# Discrete Alias Urn (DAU)#

• Required: probability vector (PV) or the PMF along with a finite domain

• Speed:

• Set-up: slow (linear with the vector-length)

• Sampling: very fast

DAU samples from distributions with arbitrary but finite probability vectors (PV) of length N. The algorithm is based on an ingenious method by A.J. Walker and requires a table of size (at least) N. It needs one random number and only one comparison for each generated random variate. The setup time for constructing the tables is O(N).

```>>> import numpy as np
>>> from scipy.stats.sampling import DiscreteAliasUrn
>>>
>>> pv = [0.18, 0.02, 0.8]
>>> urng = np.random.default_rng()
>>> rng = DiscreteAliasUrn(pv, random_state=urng)
>>> rng.rvs()
0      # may vary
```

By default, the probability vector is indexed starting at 0. However, this can be changed by passing a `domain` parameter. When `domain` is given in combination with the PV, it has the effect of relocating the distribution from `(0, len(pv))` to `(domain[0]`, `domain[0] + len(pv))`. `domain[1]` is ignored in this case.

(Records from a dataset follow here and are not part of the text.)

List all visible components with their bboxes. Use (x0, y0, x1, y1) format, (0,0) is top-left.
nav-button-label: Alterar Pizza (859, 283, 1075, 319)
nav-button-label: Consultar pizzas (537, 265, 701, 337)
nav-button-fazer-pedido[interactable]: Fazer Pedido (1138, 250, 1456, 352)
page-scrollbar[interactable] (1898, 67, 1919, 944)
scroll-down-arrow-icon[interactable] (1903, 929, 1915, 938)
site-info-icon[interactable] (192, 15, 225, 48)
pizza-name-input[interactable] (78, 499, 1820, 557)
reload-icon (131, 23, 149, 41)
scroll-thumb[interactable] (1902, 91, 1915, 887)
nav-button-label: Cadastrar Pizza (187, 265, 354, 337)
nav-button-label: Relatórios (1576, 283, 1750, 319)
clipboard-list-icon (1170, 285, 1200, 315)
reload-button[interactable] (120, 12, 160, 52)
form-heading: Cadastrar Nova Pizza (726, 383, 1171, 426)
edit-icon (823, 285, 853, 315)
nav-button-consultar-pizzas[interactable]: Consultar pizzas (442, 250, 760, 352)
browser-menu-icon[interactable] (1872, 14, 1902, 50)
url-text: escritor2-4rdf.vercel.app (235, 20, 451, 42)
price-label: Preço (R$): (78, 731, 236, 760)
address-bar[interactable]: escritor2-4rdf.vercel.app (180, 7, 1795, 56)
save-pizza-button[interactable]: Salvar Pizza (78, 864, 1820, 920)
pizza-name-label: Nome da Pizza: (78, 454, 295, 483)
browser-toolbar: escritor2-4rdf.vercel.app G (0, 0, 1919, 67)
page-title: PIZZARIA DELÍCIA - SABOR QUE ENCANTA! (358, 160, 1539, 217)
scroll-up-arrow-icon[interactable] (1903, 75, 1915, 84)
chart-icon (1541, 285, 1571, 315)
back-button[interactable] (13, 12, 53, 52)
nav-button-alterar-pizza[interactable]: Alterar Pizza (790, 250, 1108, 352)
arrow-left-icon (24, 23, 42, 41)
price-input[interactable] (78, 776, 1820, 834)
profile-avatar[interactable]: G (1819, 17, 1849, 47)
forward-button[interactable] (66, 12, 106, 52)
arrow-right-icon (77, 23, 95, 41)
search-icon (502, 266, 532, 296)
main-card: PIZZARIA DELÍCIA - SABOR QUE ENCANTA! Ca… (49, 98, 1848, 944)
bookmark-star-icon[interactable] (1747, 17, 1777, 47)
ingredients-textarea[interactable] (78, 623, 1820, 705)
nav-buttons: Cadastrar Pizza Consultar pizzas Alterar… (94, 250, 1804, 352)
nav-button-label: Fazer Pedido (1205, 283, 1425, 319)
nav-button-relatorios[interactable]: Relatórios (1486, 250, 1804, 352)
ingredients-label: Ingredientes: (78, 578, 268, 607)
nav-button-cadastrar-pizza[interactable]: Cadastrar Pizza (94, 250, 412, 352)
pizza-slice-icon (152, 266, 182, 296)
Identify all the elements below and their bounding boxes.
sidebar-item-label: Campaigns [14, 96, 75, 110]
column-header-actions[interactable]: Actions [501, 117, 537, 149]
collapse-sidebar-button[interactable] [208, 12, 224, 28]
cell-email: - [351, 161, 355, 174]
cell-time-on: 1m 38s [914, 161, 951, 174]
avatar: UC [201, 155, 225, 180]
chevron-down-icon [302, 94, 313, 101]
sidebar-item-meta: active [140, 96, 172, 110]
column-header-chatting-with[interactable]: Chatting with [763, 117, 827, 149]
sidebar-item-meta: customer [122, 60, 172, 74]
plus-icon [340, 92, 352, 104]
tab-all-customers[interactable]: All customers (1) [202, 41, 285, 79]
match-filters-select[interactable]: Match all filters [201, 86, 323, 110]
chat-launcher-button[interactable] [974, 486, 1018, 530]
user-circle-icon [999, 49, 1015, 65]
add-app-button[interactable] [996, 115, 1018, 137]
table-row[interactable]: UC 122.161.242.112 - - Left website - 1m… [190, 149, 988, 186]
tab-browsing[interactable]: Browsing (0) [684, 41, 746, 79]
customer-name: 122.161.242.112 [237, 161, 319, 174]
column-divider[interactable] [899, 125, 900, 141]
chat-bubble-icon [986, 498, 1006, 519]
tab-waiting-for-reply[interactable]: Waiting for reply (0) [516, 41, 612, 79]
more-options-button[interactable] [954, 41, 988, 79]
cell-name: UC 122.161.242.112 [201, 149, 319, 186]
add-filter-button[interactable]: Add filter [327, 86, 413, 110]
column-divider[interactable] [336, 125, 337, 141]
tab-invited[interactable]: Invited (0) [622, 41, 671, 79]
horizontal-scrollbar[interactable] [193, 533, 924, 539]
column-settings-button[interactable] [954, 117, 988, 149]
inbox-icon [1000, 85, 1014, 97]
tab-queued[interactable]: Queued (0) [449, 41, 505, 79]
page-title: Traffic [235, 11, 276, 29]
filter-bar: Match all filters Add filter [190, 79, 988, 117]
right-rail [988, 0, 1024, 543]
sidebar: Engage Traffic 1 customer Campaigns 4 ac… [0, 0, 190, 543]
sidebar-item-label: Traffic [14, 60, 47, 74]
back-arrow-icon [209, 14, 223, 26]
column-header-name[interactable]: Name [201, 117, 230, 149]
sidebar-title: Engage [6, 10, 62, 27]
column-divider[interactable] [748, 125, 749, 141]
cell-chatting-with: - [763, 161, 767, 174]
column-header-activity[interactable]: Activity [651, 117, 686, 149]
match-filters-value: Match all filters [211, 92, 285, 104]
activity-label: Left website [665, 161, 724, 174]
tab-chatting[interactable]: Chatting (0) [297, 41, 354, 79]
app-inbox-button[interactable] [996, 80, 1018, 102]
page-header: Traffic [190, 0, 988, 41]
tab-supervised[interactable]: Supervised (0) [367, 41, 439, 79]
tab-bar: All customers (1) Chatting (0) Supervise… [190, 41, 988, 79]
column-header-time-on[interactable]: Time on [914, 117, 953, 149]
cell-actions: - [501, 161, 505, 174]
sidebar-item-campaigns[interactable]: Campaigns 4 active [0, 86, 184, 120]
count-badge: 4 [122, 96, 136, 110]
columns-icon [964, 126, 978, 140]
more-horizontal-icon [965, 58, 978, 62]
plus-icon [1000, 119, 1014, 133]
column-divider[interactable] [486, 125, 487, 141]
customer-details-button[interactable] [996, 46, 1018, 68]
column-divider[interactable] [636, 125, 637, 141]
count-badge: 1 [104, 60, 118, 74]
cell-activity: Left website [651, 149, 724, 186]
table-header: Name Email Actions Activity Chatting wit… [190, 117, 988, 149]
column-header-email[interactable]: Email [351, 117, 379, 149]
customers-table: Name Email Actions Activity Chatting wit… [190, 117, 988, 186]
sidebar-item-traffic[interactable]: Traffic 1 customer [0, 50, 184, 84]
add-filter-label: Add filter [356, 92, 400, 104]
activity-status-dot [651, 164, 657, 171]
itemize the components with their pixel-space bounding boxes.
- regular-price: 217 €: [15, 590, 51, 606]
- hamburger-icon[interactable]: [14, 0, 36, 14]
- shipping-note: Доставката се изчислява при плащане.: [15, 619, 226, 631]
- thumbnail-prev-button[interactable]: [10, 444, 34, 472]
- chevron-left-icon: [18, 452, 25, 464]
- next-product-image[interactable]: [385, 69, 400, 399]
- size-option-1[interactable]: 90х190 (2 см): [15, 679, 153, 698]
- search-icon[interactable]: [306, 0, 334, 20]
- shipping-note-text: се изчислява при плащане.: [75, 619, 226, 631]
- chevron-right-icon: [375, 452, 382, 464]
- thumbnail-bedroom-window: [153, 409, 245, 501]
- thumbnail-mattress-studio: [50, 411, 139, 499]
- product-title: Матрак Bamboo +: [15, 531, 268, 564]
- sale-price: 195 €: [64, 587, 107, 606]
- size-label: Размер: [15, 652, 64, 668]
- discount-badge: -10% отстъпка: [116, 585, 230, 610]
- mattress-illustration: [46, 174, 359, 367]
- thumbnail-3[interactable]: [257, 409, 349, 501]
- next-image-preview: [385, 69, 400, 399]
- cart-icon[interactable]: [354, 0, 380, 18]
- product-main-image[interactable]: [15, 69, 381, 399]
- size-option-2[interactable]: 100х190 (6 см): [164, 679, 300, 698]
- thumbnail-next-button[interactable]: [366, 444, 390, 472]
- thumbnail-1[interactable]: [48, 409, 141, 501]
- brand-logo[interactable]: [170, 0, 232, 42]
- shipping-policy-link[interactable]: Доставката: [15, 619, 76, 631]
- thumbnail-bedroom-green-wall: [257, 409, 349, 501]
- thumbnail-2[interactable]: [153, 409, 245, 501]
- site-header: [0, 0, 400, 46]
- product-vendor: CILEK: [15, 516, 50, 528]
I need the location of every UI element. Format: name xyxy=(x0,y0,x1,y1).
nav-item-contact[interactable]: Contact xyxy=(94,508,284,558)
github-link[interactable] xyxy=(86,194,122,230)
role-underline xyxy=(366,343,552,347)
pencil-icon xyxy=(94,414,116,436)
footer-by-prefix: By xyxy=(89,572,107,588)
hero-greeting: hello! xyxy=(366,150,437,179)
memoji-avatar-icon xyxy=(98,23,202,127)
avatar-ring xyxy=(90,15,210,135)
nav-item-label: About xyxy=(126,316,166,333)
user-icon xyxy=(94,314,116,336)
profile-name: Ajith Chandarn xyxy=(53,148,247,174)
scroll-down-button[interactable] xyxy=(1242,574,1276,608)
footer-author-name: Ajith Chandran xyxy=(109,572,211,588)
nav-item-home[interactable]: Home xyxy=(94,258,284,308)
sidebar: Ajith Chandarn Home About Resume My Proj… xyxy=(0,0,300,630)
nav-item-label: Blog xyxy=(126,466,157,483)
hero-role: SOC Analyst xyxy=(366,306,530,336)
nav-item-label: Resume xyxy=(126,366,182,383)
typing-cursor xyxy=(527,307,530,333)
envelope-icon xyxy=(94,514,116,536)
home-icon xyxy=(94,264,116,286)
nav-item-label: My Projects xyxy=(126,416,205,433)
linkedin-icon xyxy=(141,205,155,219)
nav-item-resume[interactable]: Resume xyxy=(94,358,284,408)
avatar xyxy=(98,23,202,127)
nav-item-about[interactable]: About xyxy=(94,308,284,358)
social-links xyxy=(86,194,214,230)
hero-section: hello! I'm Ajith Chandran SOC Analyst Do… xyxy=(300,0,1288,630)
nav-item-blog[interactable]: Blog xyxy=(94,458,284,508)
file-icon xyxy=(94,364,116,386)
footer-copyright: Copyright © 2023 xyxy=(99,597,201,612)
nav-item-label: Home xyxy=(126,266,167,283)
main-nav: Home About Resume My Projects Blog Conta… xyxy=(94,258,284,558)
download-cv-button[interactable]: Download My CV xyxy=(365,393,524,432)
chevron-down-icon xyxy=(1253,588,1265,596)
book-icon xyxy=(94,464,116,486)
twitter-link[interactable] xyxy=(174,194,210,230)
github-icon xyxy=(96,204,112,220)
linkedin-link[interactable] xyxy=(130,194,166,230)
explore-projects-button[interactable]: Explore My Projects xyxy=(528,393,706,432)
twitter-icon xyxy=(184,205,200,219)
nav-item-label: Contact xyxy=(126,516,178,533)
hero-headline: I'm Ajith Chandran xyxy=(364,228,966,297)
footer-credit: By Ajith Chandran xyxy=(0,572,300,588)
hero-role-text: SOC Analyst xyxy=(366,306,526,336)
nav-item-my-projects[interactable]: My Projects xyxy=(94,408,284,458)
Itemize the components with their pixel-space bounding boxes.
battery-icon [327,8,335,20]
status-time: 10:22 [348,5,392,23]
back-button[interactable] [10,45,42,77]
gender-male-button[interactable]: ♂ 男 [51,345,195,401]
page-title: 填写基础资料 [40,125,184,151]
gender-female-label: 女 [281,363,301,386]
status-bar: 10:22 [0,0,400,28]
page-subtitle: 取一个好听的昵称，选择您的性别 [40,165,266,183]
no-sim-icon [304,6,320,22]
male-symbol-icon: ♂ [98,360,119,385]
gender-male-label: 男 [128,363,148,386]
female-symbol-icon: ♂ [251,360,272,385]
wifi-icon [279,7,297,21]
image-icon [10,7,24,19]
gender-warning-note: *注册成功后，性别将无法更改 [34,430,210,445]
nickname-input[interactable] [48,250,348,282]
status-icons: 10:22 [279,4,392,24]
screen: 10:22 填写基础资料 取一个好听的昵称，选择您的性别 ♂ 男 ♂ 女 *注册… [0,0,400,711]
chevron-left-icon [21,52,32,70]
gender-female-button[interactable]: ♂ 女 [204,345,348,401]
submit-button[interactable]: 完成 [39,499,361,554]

```>>> rng = DiscreteAliasUrn(pv, domain=(10, 13), random_state=urng)
>>> rng.rvs()
12    # may vary
```

The method also works when no probability vector but a PMF is given. In that case, a bounded (finite) domain must also be given either by passing the `domain` parameter explicitly or by providing a `support` method in the distribution object:

```>>> class Distribution:
...     def __init__(self, c):
...         self.c = c
...     def pmf(self, x):
...         return x**self.c
...     def support(self):
...         return (0, 10)
...
>>> dist = Distribution(2)
>>> rng = DiscreteAliasUrn(dist, random_state=urng)
>>> rng.rvs()
10    # may vary
```
```>>> import matplotlib.pyplot as plt
>>> from scipy.stats.sampling import DiscreteAliasUrn
>>> class Distribution:
...     def __init__(self, c):
...         self.c = c
...     def pmf(self, x):
...         return x**self.c
...     def support(self):
...         return (0, 10)
...
>>> dist = Distribution(2)
>>> urng = np.random.default_rng()
>>> rng = DiscreteAliasUrn(dist, random_state=urng)
>>> rvs = rng.rvs(1000)
>>> fig = plt.figure()
>>> x = np.arange(1, 11)
>>> fx = dist.pmf(x)
>>> fx = fx / fx.sum()
>>> ax.plot(x, fx, 'bo', label='true distribution')
>>> ax.vlines(x, 0, fx, lw=2)
>>> ax.hist(rvs, bins=np.r_[x, 11]-0.5, density=True, alpha=0.5, color='r',
...         label='samples')
>>> ax.set_xlabel('x')
>>> ax.set_ylabel('PMF(x)')
>>> ax.set_title('Discrete Alias Urn Samples')
>>> plt.legend()
>>> plt.show()
```

Note

As `DiscreteAliasUrn` expects PMF with signature `def pmf(self, x: float) -> float`, it first vectorizes the PMF using `np.vectorize` and then evaluates it over all the points in the domain. But if the PMF is already vectorized, it is much faster to just evaluate it at each point in the domain and pass the obtained PV instead along with the domain. For example, `pmf` methods of SciPy’s discrete distributions are vectorized and a PV can be obtained by doing:

```>>> from scipy.stats import binom
>>> from scipy.stats.sampling import DiscreteAliasUrn
>>> dist = binom(10, 0.2)  # distribution object
>>> domain = dist.support()  # the domain of your distribution
>>> x = np.arange(domain[0], domain[1] + 1)
>>> pv = dist.pmf(x)
>>> rng = DiscreteAliasUrn(pv, domain=domain)
```

Domain is required here to relocate the distribution.

The performance can be slightly influenced by setting the size of the used table which can be changed by passing a `urn_factor` parameter.

```>>> # use a table twice the length of PV.
>>> urn_factor = 2
>>> rng = DiscreteAliasUrn(pv, urn_factor=urn_factor, random_state=urng)
>>> rng.rvs()
2    # may vary
```

Note

It is recommended to keep this parameter under 2.

Please see [1] and [2] for more details on this method.